Últimamente me ha dado por leer y escuchar a algunos historiadores mexicanos que ofrecen una nueva visión sobre la llamada “conquista” (que no lo fue en sentido estricto) de México (que no existía como tal) por parte de España (que tampoco existía como hoy la entendemos). Es evidente que todos nos contamos la historia que mejor conviene a nuestros intereses. En este sentido, toda historia es una especie de leyenda, comenzando por la propia.
Nuestra identidad personal es, sobre todo, el fruto de la historia que nos contamos a nosotros mismos. Se apoya, naturalmente, en algunos datos objetivos (lugar y fecha de nacimiento, contexto sociocultural, raíces familiares, hitos educativos, experiencias significativas…), pero todo está coloreado por la forma como interpretamos esos datos; en definitiva, por la historia que nos contamos. Hoy se habla mucho de “controlar el relato”.

Hay personas que interpretan su historia desde la condición de víctimas. Quizás vivieron en la infancia algún acontecimiento vejatorio que las dejó marcadas para siempre. A partir de ahí, todo el camino posterior se reduce a identificar a los culpables de la propia desgracia y a defenderse de posibles nuevas agresiones. Respiran por una herida que nunca acaba de curarse. Hay otras que se narran por comparación con los demás. Pueden sentirse siempre inferiores y en algunos casos -los menos- superiores. Les cuesta compararse consigo mismas. Todo lo vivido es siempre en relación con otros que están por encima o por debajo.
No faltan las personas que sustituyen con relatos fantasiosos algunas experiencias que fueron sencillas o incluso anodinas. Su mundo interior se parece poco a lo que realmente ocurrió. Se sienten a gusto en su burbuja onírica y no tienen el más mínimo interés en salir al mundo exterior y confrontarse con él. Creo que hay tantas maneras de contarnos la historia como personas existen. Cada uno hacemos nuestra lectura. Basta comprobar cómo recordamos cada miembro de la familia algunos acontecimientos importantes o banales o cómo interpreta cada miembro de una comunidad lo vivido por todos.

Escuchando a algunos historiadores mexicanos una nueva manera de considerar su identidad a partir del mestizaje cultural desarrollado durante siglos en la “nueva España”, me he preguntado por mis propios mestizajes. Cada uno somos el resultado de muchos encuentros, desencuentros, búsquedas, éxitos, fracasos, compañías, soledades, alegrías, tristezas… ¿Cuál es la cuerda que mantiene unidas todas esas perlas hasta formar un collar más o menos reconocible? O, apelando a la metáfora musical, ¿qué clave permite dar un sentido a las muchas notas colocadas en el pentagrama de nuestra historia?

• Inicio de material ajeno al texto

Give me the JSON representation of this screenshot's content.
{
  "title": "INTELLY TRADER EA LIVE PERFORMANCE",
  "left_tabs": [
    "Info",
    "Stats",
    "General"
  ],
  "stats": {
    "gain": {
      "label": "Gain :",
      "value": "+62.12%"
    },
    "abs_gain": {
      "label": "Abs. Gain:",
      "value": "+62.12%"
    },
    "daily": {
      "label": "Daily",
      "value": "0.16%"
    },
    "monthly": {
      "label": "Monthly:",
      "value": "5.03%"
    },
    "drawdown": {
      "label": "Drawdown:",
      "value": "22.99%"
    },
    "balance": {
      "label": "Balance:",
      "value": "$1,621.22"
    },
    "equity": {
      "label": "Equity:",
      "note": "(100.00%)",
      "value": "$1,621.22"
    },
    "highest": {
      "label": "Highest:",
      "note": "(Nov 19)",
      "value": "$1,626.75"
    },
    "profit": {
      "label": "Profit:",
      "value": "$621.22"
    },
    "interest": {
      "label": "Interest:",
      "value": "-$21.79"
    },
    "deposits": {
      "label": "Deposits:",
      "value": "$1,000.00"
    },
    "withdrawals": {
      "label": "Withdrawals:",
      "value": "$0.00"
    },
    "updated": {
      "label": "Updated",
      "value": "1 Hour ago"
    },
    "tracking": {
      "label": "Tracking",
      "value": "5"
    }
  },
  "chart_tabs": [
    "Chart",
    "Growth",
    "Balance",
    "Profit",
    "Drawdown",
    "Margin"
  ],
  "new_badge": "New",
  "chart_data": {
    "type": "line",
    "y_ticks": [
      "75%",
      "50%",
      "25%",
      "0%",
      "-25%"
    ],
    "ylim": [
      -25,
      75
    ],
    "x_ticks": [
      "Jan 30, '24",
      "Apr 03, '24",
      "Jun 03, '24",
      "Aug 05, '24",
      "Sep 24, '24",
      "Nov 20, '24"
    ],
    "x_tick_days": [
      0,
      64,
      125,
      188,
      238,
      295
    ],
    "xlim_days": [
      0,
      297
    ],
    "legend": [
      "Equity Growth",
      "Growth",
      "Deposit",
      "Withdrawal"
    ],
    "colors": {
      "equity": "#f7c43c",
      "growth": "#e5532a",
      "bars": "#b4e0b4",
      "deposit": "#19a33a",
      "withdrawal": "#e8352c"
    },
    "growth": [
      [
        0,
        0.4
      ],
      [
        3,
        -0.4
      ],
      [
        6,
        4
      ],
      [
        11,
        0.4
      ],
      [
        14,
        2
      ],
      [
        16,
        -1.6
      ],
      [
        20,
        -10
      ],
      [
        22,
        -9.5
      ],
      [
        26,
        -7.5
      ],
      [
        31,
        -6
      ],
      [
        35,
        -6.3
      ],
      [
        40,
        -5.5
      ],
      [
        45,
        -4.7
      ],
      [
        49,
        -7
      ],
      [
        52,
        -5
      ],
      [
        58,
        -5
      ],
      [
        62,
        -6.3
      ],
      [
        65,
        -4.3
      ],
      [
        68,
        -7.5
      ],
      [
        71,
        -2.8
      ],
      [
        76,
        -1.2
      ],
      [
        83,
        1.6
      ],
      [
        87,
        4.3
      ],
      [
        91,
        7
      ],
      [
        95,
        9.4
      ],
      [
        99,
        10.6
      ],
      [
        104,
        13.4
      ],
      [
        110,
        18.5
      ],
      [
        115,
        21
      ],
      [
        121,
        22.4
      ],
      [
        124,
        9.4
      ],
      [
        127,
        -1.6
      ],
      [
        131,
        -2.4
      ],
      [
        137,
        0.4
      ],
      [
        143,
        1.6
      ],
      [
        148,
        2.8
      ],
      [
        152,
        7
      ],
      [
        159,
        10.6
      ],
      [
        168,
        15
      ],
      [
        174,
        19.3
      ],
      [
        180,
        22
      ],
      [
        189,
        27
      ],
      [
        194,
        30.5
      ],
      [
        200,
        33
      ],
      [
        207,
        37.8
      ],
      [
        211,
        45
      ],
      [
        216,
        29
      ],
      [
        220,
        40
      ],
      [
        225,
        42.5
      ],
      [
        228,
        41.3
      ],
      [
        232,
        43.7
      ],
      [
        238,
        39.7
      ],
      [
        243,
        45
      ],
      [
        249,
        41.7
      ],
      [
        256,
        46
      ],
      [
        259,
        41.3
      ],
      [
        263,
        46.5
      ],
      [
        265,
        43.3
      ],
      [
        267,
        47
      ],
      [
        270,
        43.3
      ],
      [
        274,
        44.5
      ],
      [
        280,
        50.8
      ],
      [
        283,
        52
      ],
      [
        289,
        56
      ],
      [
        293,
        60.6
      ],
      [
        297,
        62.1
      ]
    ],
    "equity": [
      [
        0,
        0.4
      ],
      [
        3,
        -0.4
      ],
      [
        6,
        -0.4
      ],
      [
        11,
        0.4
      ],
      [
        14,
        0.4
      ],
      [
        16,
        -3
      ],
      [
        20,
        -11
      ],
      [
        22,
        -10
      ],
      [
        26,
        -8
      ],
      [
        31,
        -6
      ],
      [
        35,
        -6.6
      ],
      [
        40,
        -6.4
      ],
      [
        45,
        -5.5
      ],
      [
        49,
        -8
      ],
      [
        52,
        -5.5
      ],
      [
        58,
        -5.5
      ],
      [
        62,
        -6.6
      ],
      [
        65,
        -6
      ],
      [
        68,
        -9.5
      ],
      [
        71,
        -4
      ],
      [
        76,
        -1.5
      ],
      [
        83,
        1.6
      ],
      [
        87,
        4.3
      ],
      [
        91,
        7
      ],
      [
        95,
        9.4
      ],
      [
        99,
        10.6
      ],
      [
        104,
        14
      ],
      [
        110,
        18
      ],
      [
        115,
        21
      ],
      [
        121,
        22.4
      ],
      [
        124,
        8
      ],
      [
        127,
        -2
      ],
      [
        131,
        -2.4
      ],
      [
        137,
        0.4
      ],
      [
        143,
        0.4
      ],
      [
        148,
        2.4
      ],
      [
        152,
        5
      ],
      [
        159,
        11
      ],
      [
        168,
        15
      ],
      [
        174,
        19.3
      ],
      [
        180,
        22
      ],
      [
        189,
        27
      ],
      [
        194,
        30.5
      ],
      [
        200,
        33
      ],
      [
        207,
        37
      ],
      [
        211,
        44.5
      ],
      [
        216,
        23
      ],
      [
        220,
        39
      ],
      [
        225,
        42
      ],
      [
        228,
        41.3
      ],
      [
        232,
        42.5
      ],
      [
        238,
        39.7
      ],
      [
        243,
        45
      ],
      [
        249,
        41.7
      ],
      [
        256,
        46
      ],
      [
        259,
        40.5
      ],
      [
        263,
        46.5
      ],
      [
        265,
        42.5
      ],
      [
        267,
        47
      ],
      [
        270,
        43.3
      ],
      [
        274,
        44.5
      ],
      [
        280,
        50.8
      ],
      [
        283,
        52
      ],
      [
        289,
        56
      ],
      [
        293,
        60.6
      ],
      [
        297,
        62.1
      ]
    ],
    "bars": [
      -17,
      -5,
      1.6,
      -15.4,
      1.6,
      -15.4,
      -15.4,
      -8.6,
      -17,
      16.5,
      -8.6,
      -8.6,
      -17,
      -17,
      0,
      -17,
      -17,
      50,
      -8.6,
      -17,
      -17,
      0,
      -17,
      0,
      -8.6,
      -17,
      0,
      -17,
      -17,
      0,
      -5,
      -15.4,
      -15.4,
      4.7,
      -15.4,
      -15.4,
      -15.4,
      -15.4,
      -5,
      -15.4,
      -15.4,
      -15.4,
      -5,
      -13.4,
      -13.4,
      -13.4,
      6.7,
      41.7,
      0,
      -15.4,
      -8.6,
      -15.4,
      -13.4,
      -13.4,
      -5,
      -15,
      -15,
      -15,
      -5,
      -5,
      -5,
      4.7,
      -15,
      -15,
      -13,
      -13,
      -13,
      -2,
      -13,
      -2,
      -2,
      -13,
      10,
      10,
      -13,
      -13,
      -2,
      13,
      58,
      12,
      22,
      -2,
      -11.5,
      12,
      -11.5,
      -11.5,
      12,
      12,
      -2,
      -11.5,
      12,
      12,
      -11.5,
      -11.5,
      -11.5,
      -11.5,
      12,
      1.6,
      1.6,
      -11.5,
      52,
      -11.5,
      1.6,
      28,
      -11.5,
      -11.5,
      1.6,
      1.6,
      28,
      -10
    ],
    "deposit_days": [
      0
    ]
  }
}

Es obvio que leemos la historia a partir de esa clave. Si la mía fuera hacerme rico o lograr éxito profesional y reconocimiento social, leería las experiencias de mi vida en función de su utilidad para lograr ese sueño. Si, por el contrario, la clave es preguntarme qué quiere Dios de mí para intentar responder con fidelidad, cada acontecimiento vivido sería interpretado en relación con ese objetivo.
Por eso resulta tan difícil contarnos una historia común. Como dice el refrán, “cada uno habla de la feria según le va en ella”. Los escolásticos utilizaban una fórmula más altisonante: “Quidquid recipitur, ad modum recipientis recipitur”, que se puede traducir así: “Lo que se recibe, se recibe según el modo del que recibe”. O, parafraseando un poco el original, “todo lo que se recibe, se recibe de acuerdo con la capacidad del receptor”.
Creo que esta advertencia nos hace muy cautos a la hora de dogmatizar sobre nuestra historia o la de otra persona. Y no digamos si se trata de la historia de un pueblo, de un país o de un continente. En este caso, casi siempre los mitos sustituyen a los hechos. Y los intereses (políticos, económicos, étnicos, etc.) al respeto a los acontecimientos.